The social workers told us later that in all their years, they had never seen anything like it. It stopped them in their tracks. Because they take such care to not speak in front of the children; they don't want the child to experience any more rejection. So we are really sure that she didn't know anything. She loves that story.
As a society we're used to hearing horror stories about kids in the foster care system. Happy endings seem few and far between. While you had some major adjustments to make with Ilaria, including coping with the fact that she didn't speak, initially, or sleep, yours is a very different, overwhelmingly positive perspective. Was that your main goal, in writing the book, to spread the word?

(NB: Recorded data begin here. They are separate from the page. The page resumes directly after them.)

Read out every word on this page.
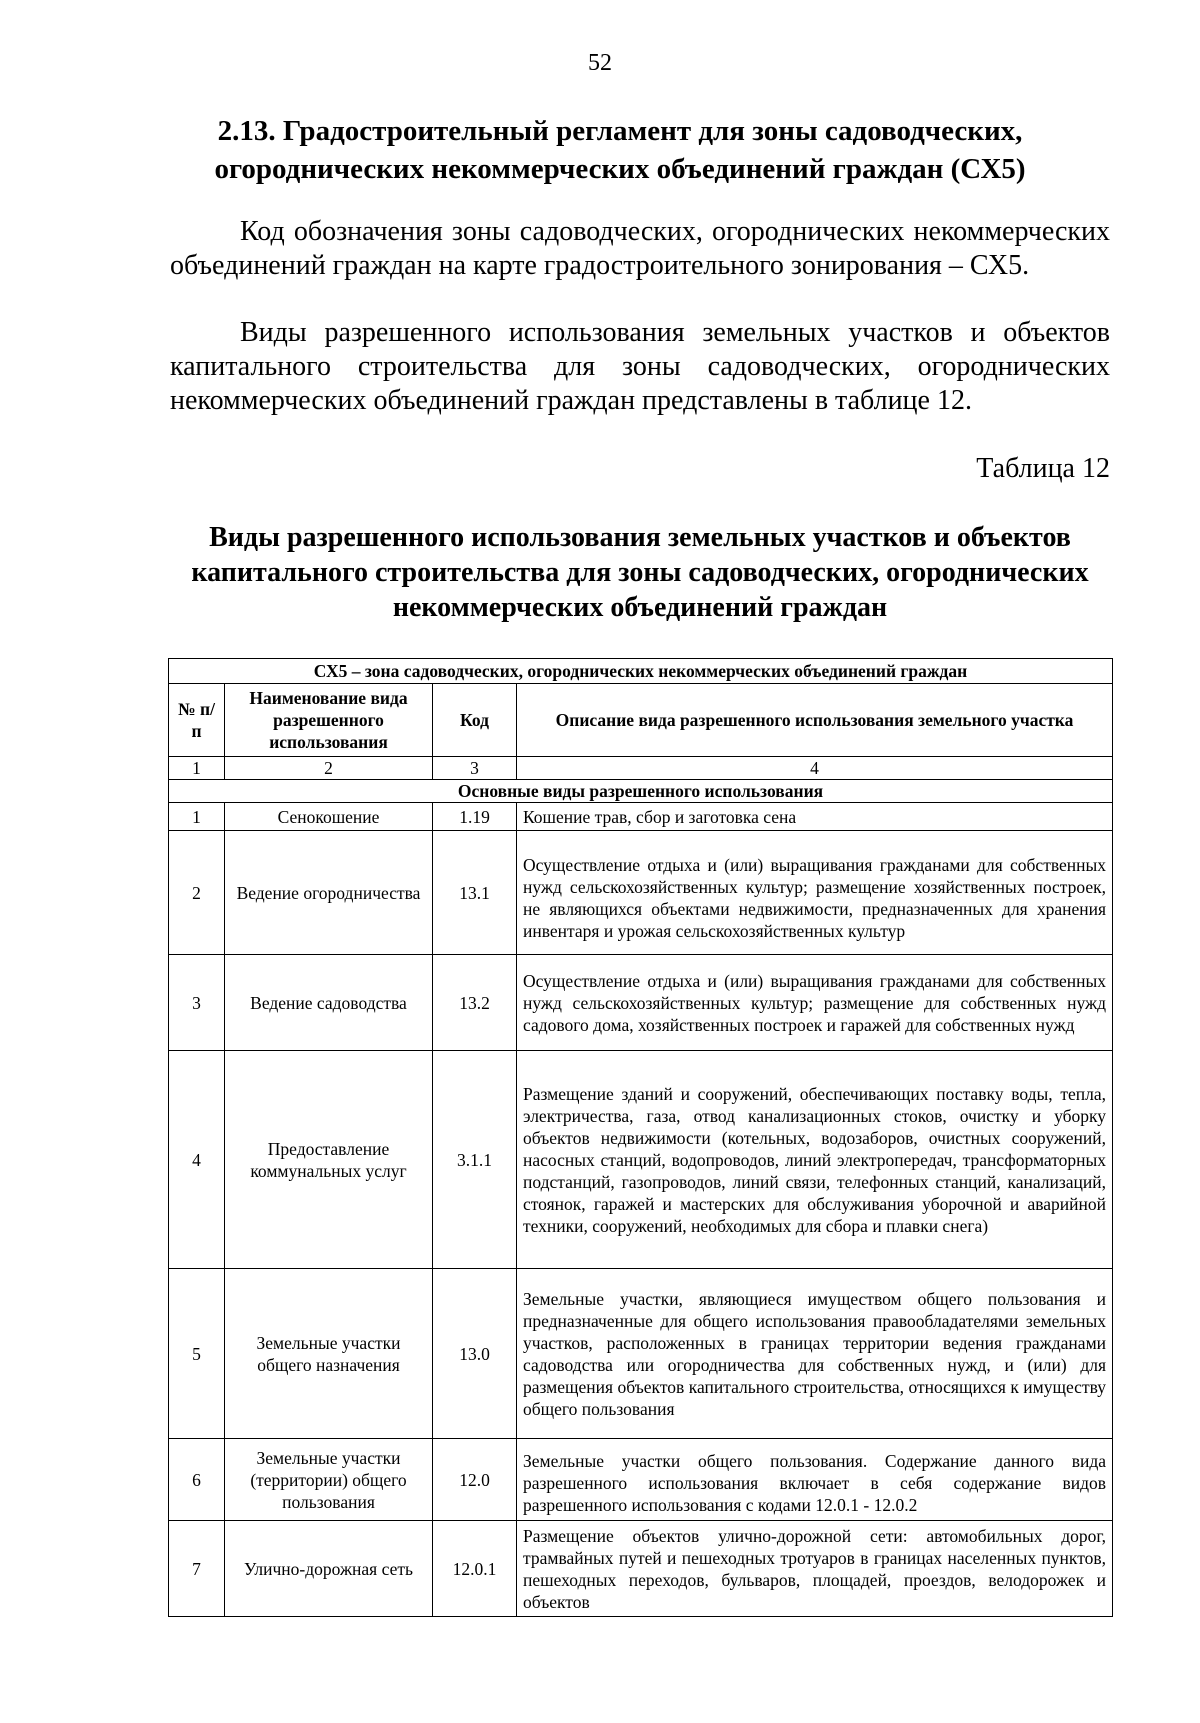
52
2.13. Градостроительный регламент для зоны садоводческих, огороднических некоммерческих объединений граждан (СХ5)
Код обозначения зоны садоводческих, огороднических некоммерческих объединений граждан на карте градостроительного зонирования – СХ5.
Виды разрешенного использования земельных участков и объектов капитального строительства для зоны садоводческих, огороднических некоммерческих объединений граждан представлены в таблице 12.
Таблица 12
Виды разрешенного использования земельных участков и объектов капитального строительства для зоны садоводческих, огороднических некоммерческих объединений граждан
СХ5 – зона садоводческих, огороднических некоммерческих объединений граждан			
№ п/п	Наименование вида разрешенного использования	Код	Описание вида разрешенного использования земельного участка
1	2	3	4
Основные виды разрешенного использования			
1	Сенокошение	1.19	Кошение трав, сбор и заготовка сена
2	Ведение огородничества	13.1	Осуществление отдыха и (или) выращивания гражданами для собственных нужд сельскохозяйственных культур; размещение хозяйственных построек, не являющихся объектами недвижимости, предназначенных для хранения инвентаря и урожая сельскохозяйственных культур
3	Ведение садоводства	13.2	Осуществление отдыха и (или) выращивания гражданами для собственных нужд сельскохозяйственных культур; размещение для собственных нужд садового дома, хозяйственных построек и гаражей для собственных нужд
4	Предоставление коммунальных услуг	3.1.1	Размещение зданий и сооружений, обеспечивающих поставку воды, тепла, электричества, газа, отвод канализационных стоков, очистку и уборку объектов недвижимости (котельных, водозаборов, очистных сооружений, насосных станций, водопроводов, линий электропередач, трансформаторных подстанций, газопроводов, линий связи, телефонных станций, канализаций, стоянок, гаражей и мастерских для обслуживания уборочной и аварийной техники, сооружений, необходимых для сбора и плавки снега)
5	Земельные участки общего назначения	13.0	Земельные участки, являющиеся имуществом общего пользования и предназначенные для общего использования правообладателями земельных участков, расположенных в границах территории ведения гражданами садоводства или огородничества для собственных нужд, и (или) для размещения объектов капитального строительства, относящихся к имуществу общего пользования
6	Земельные участки (территории) общего пользования	12.0	Земельные участки общего пользования. Содержание данного вида разрешенного использования включает в себя содержание видов разрешенного использования с кодами 12.0.1 - 12.0.2
7	Улично-дорожная сеть	12.0.1	Размещение объектов улично-дорожной сети: автомобильных дорог, трамвайных путей и пешеходных тротуаров в границах населенных пунктов, пешеходных переходов, бульваров, площадей, проездов, велодорожек и объектов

I don't want to sugarcoat adoption and yes, there are people living in foster care that are living in horrible circumstances. There are unscrupulous foster parents and there are children who have had things done to them that are going to need a lot of therapy. But there are also many very happy loving families and I didn't hear those stories. That bothered me. I hate writing. It is so lonely. It is so difficult. What I love is acting. But I thought someone should write this book and tell this side of the story. And also, I had so much information to share about adoption and fost-adopt that I felt it was irresponsible to have all this information at my fingertips and only be telling it to people I knew or was counseling.
Bing: More on fost-adopt
You must feel useful, doing this. Could that inspire you to write another book someday, hard as this was?
I do feel useful, which is good. This is different. I love making people laugh, but this is new territory for me and I am still getting used to it. But every day it is a jacket that is fitting a little better. It's just not quite comfortable yet. I know I will never speak about my daughter again publicly. This is the only time we are going to ever go public.